Il y avait aussi les mecs de Soilwork qui sont venus foutre le bordel sur votre scène…

Oh ouais, ce concert était tellement drôle mec (rires) !

Comment cela se passe ? Prépares tu tes discours ou improvises tu sur scène ?

Ca se passe de façon surexcitée en fait ! La plupart du temps ça arrive comme ça. Je monte sur scène et j’ai envie de dire de la merde (rires) ! Je dois avoir un esprit dérangé (rires). (à ce moment de la conversation Howard Jones entre dans la pièce et Adam rafraîchit la mémoire de ce dernier qui avait visiblement oublié l’épisode. S’en suit une bonne tranche de rigolade entre les 2 compères).

En parlant de concerts avez-vous des projets de tournée européenne ?
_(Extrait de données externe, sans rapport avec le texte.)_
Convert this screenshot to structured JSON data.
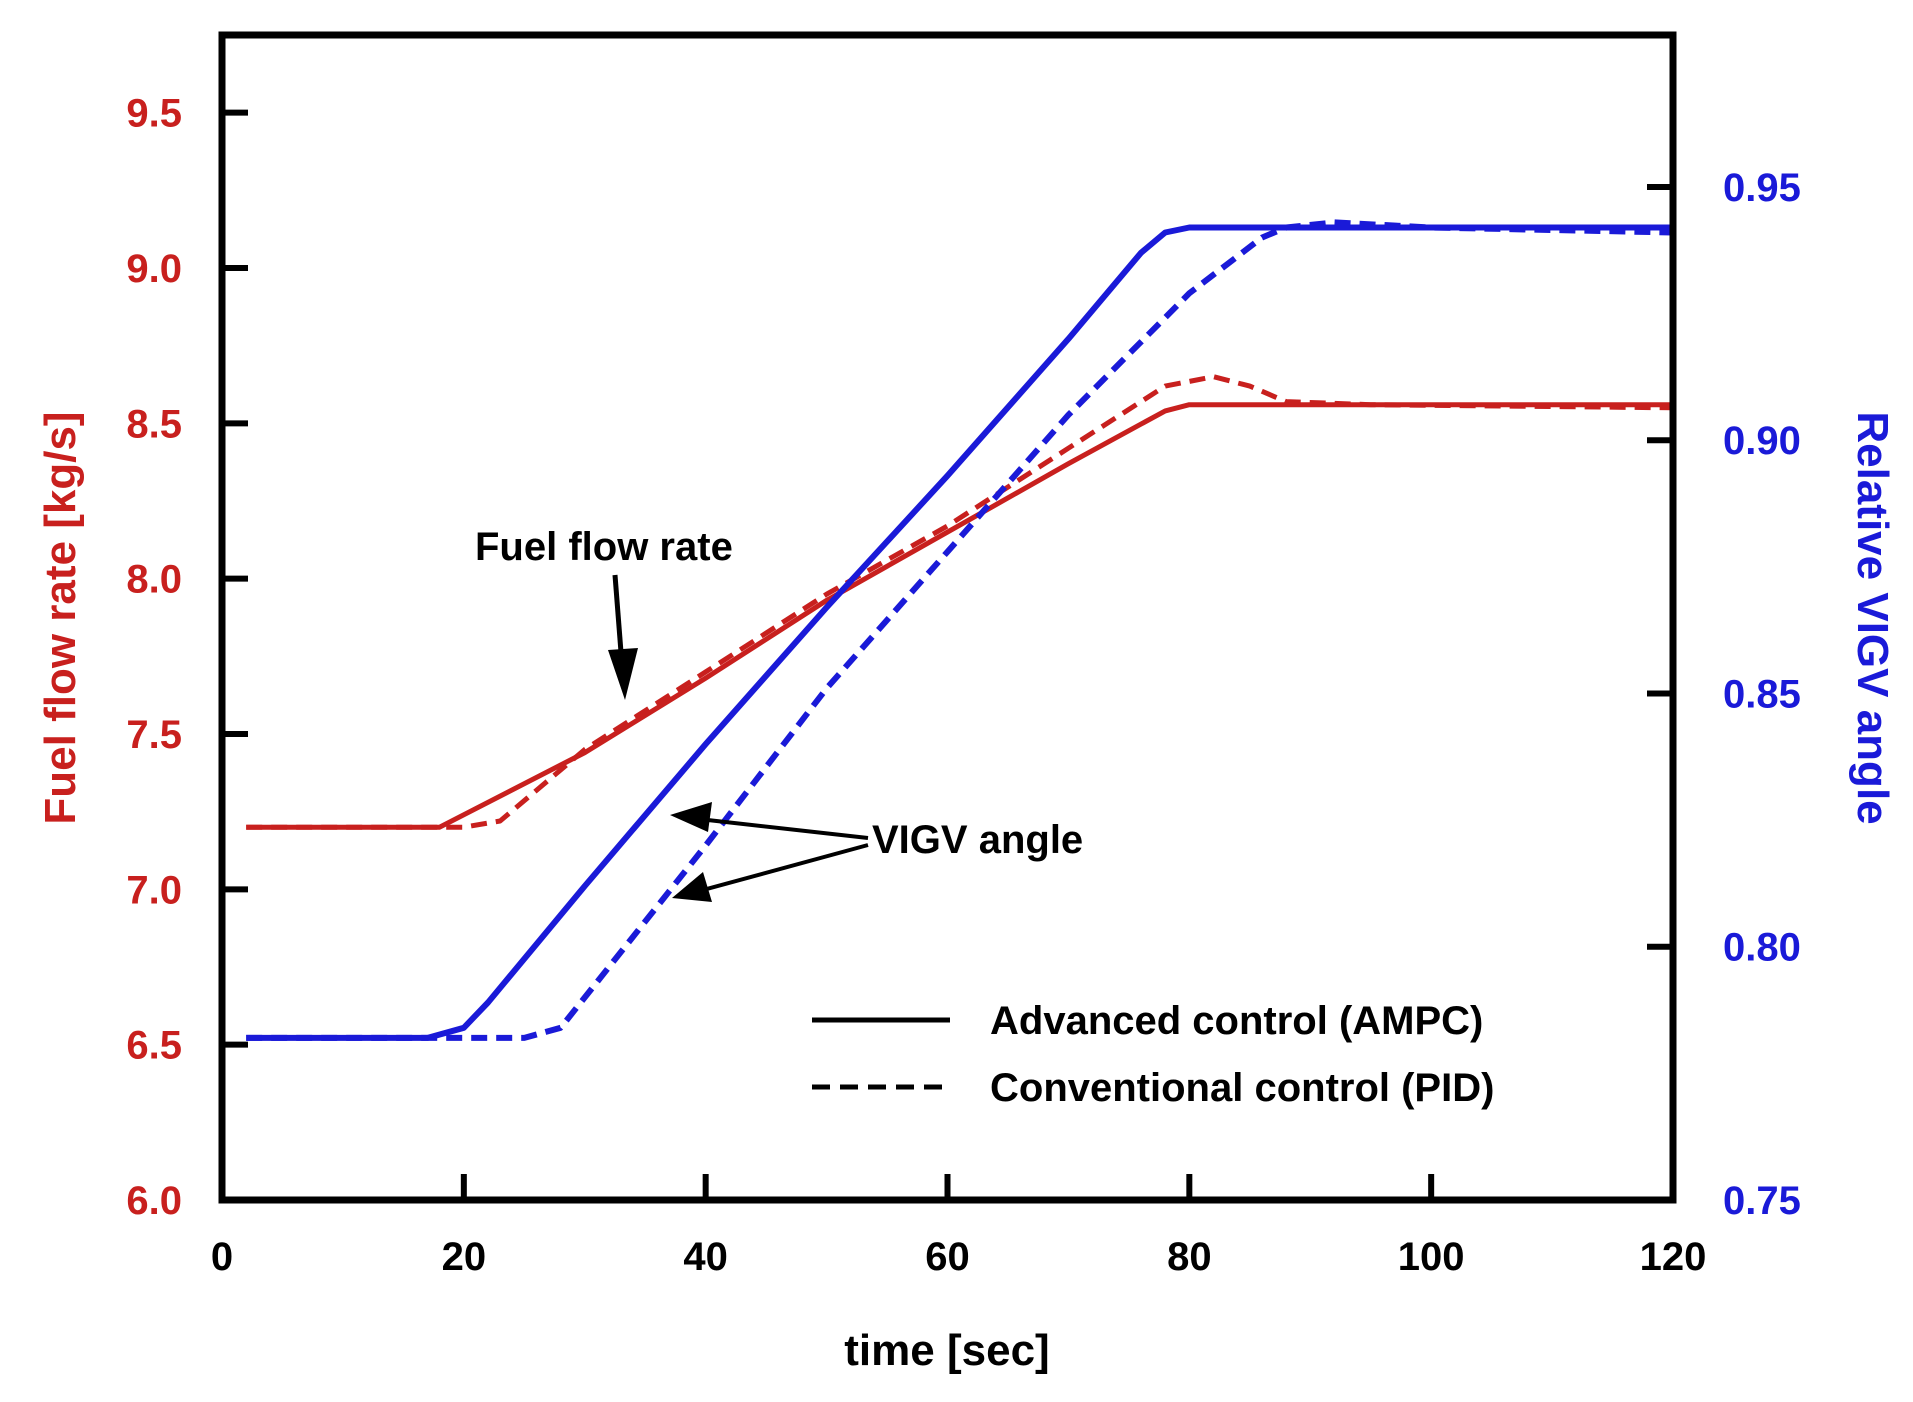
{
  "chart_data": {
    "type": "line",
    "xlabel": "time [sec]",
    "ylabel_left": "Fuel flow rate [kg/s]",
    "ylabel_right": "Relative VIGV angle",
    "xlim": [
      0,
      120
    ],
    "ylim_left": [
      6.0,
      9.75
    ],
    "ylim_right": [
      0.75,
      0.98
    ],
    "x_ticks": [
      "0",
      "20",
      "40",
      "60",
      "80",
      "100",
      "120"
    ],
    "y_left_ticks": [
      "6.0",
      "6.5",
      "7.0",
      "7.5",
      "8.0",
      "8.5",
      "9.0",
      "9.5"
    ],
    "y_right_ticks": [
      "0.75",
      "0.80",
      "0.85",
      "0.90",
      "0.95"
    ],
    "colors": {
      "fuel": "#c8201e",
      "vigv": "#1a1ad8",
      "left_axis_text": "#c8201e",
      "right_axis_text": "#1a1ad8",
      "frame": "#000000"
    },
    "series": [
      {
        "name": "Fuel flow rate - Advanced control (AMPC)",
        "axis": "left",
        "style": "solid",
        "x": [
          2,
          18,
          30,
          40,
          50,
          60,
          70,
          78,
          80,
          90,
          120
        ],
        "y": [
          7.2,
          7.2,
          7.44,
          7.68,
          7.93,
          8.15,
          8.37,
          8.54,
          8.56,
          8.56,
          8.56
        ]
      },
      {
        "name": "Fuel flow rate - Conventional control (PID)",
        "axis": "left",
        "style": "dashed",
        "x": [
          2,
          20,
          23,
          30,
          40,
          50,
          60,
          70,
          78,
          82,
          85,
          88,
          95,
          120
        ],
        "y": [
          7.2,
          7.2,
          7.22,
          7.45,
          7.7,
          7.95,
          8.17,
          8.42,
          8.62,
          8.65,
          8.62,
          8.57,
          8.56,
          8.55
        ]
      },
      {
        "name": "VIGV angle - Advanced control (AMPC)",
        "axis": "right",
        "style": "solid",
        "x": [
          2,
          17,
          20,
          22,
          30,
          40,
          50,
          60,
          70,
          76,
          78,
          80,
          90,
          120
        ],
        "y": [
          0.782,
          0.782,
          0.784,
          0.789,
          0.812,
          0.84,
          0.867,
          0.893,
          0.92,
          0.937,
          0.941,
          0.942,
          0.942,
          0.942
        ]
      },
      {
        "name": "VIGV angle - Conventional control (PID)",
        "axis": "right",
        "style": "dashed",
        "x": [
          2,
          17,
          25,
          28,
          30,
          40,
          50,
          60,
          70,
          80,
          86,
          88,
          92,
          100,
          120
        ],
        "y": [
          0.782,
          0.782,
          0.782,
          0.784,
          0.79,
          0.82,
          0.851,
          0.878,
          0.905,
          0.929,
          0.94,
          0.942,
          0.943,
          0.942,
          0.941
        ]
      }
    ],
    "annotations": [
      {
        "name": "fuel",
        "text": "Fuel flow rate"
      },
      {
        "name": "vigv",
        "text": "VIGV angle"
      }
    ],
    "legend": [
      {
        "label": "Advanced control (AMPC)",
        "style": "solid"
      },
      {
        "label": "Conventional control (PID)",
        "style": "dashed"
      }
    ]
  }
}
Oui, nous devrions venir aux alentours du mois de janvier (ndlr : depuis que l’interview a eu lieu, une date au 16 janvier 2007 à l’Elysée Montmartre a été confirmée).

Tu sais jouer de la guitare, de la batterie. Tu peux également chanter et produire un album. As-tu déjà songé à un album solo ?

Ca serait vraiment naze je pense (rires). Donc non ! Je suis trop occupé avec Killswitch Engage et pleins d’autres choses de toute façon.

Remerciements à Adam, Howard Jones ainsi qu'à Karine et Sarah de Roadrunner.